Jefferson Scholars Foundation Awards 31 Jefferson Scholarships

May 8, 2012 — The Jefferson Scholars Foundation has awarded 31 Jefferson Scholarships for study at the University of Virginia beginning this fall. Over four years, the scholarship provides approximately $100,000 for an in-state student and $200,000 to an out-of-state student.

The criteria for selection are demonstrated excellence and exceptional potential in the areas of leadership, scholarship and citizenship. The group of recipients includes students from 17 different states and one foreign country.

They are a diverse group of varsity athletes (16), student government officers (nine), musicians (10) and debaters (11). Several have conducted independent research. Nine founded an organization in their communities and 10 served as editors-in-chief for their school publications.

The average combined SAT score for the incoming class of Jefferson Scholars is 2,260; this average includes 23 perfect scores of 800 on at least one portion of the exam and 19 perfect scores of 800 on SAT II subject tests.

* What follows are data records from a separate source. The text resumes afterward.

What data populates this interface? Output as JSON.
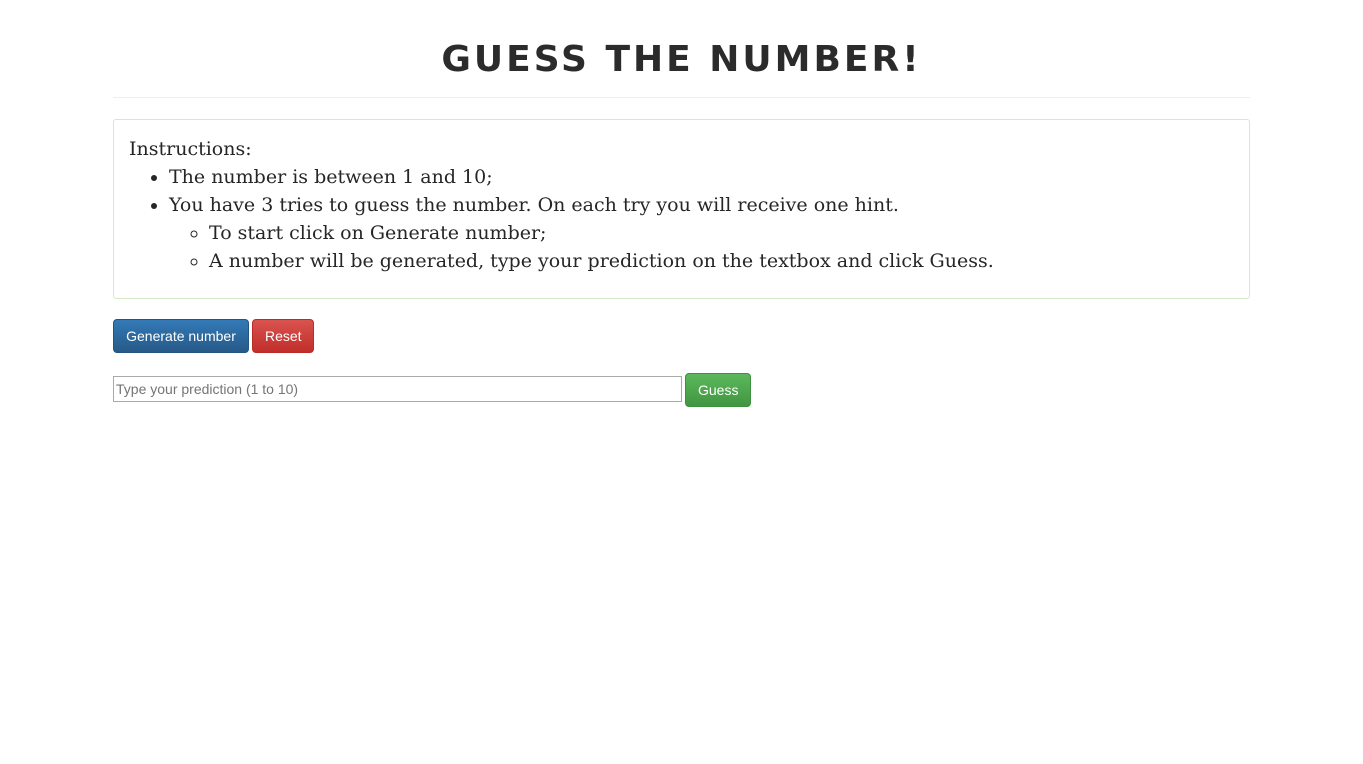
{
  "header": {
    "title": "Guess the number!"
  },
  "instructions": {
    "title": "Instructions:",
    "items": [
      "The number is between 1 and 10;",
      "You have 3 tries to guess the number. On each try you will receive one hint."
    ],
    "subitems": [
      "To start click on Generate number;",
      "A number will be generated, type your prediction on the textbox and click Guess."
    ]
  },
  "controls": {
    "generate_label": "Generate number",
    "reset_label": "Reset",
    "guess_label": "Guess",
    "prediction_placeholder": "Type your prediction (1 to 10)",
    "prediction_value": ""
  },
  "colors": {
    "generate_button": "#2d6ca2",
    "reset_button": "#d2322d",
    "guess_button": "#4cae4c",
    "instructions_border": "#d6e9c6"
  }
}
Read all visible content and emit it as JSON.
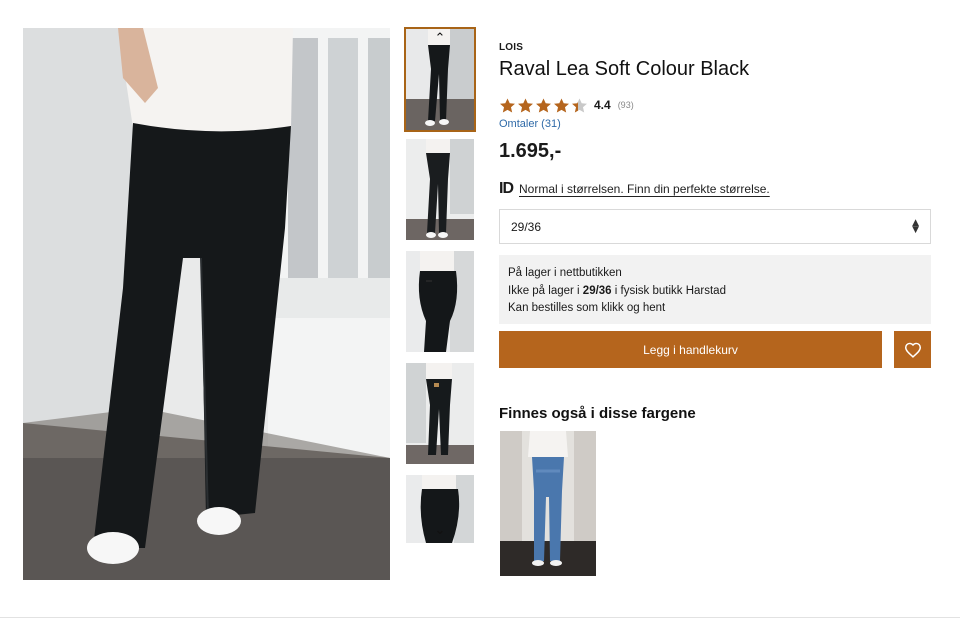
{
  "product": {
    "brand": "LOIS",
    "title": "Raval Lea Soft Colour Black",
    "rating_value": "4.4",
    "rating_stars": 4.4,
    "rating_count": "(93)",
    "reviews_link": "Omtaler (31)",
    "price": "1.695,-"
  },
  "size_hint": {
    "icon_text": "ID",
    "text": "Normal i størrelsen. Finn din perfekte størrelse."
  },
  "size_select": {
    "selected": "29/36",
    "arrows": "⌃⌄"
  },
  "stock": {
    "line1": "På lager i nettbutikken",
    "line2_prefix": "Ikke på lager i ",
    "line2_size": "29/36",
    "line2_suffix": " i fysisk butikk Harstad",
    "line3": "Kan bestilles som klikk og hent"
  },
  "buttons": {
    "add_to_cart": "Legg i handlekurv"
  },
  "variants": {
    "title": "Finnes også i disse fargene"
  },
  "thumbnails": {
    "up_arrow": "⌃",
    "down_arrow": "⌄",
    "count": 5,
    "active_index": 0
  },
  "colors": {
    "accent": "#b5651d",
    "star": "#b5651d",
    "link": "#2f6aa8",
    "stock_bg": "#f2f2f2"
  },
  "icons": {
    "wishlist": "heart-icon",
    "star": "star-icon",
    "select": "chevron-up-down-icon"
  }
}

In addition, the students amassed 88 perfect scores on Advanced Placement exams prior to their senior year.

Dating back to the beginning of the Jefferson Scholars program in 1980, more than 6,000 Jefferson Scholarship nominees have elected to attend the University without having received the Jefferson Scholarship. Over the last five years, Jefferson Scholarship nominees have comprised approximately 9 percent of each entering class.

Jefferson Scholarships are designed to help the University attract the most promising student leaders in the country. Students may not apply to become Jefferson Scholars, but rather must either be nominated by their schools or identified through the admission process. More than 3,700 schools are eligible to make nominations annually, including every secondary school in Virginia.

The 2012 entering class of Jefferson Scholars:

• John Howard Armstrong, New Orleans
• Mackenzie Dulay Austin, Hermosa Beach, Calif.
• John Aaren Barge, Sewickley, Pa.
• Ryan Matthew Bartels, Williamsville, N.Y.
• Russell Clifford Bogue, Guilford, Conn.
• Christopher Lijia Cai, Fredericksburg
• Allison Donini, Summit, N.J.
• William Jonathan Evans, Sewanee, Tenn.
• Mary Shelley Sigmond Goldsmith, Abingdon
• John Harvard Hack, Lenexa, Kan.
• Benjamin Norwood Harris, Grundy
• Alexa Leigh Hazel, Media, Pa.
• Mark Ramsey Heneine, Atlanta
• Caroline Kinloch Herre, Norfolk
• Katherine Elizabeth King, Tampa, Fla.
• Faith Ann Lyons, Wilmington, Del.
• Andrew Parks McBride, Memphis, Tenn.
• Porter Michael Nenon, Charlotte, N.C.
• Nora Katharine Neus, Tenafly, N.J.
• Chase Campbell Pion, Pacific Palisades, Calif.
• Marisa Puli Reddy, Cincinnati
• Logan Philip Richter, Downingtown, Pa.
• Anna Elizabeth Rigby, League City, Texas
• Ian Robertson, London
• Richard Benedict Rudgley, London
• Parisa Sadeghi, Alexandria
• Sarah Deshields Tait, St. Louis, Mo.
• Cameron Manfred Thum, Austin, Texas
• William Jackson Vallar, Bedford Hills, N.Y.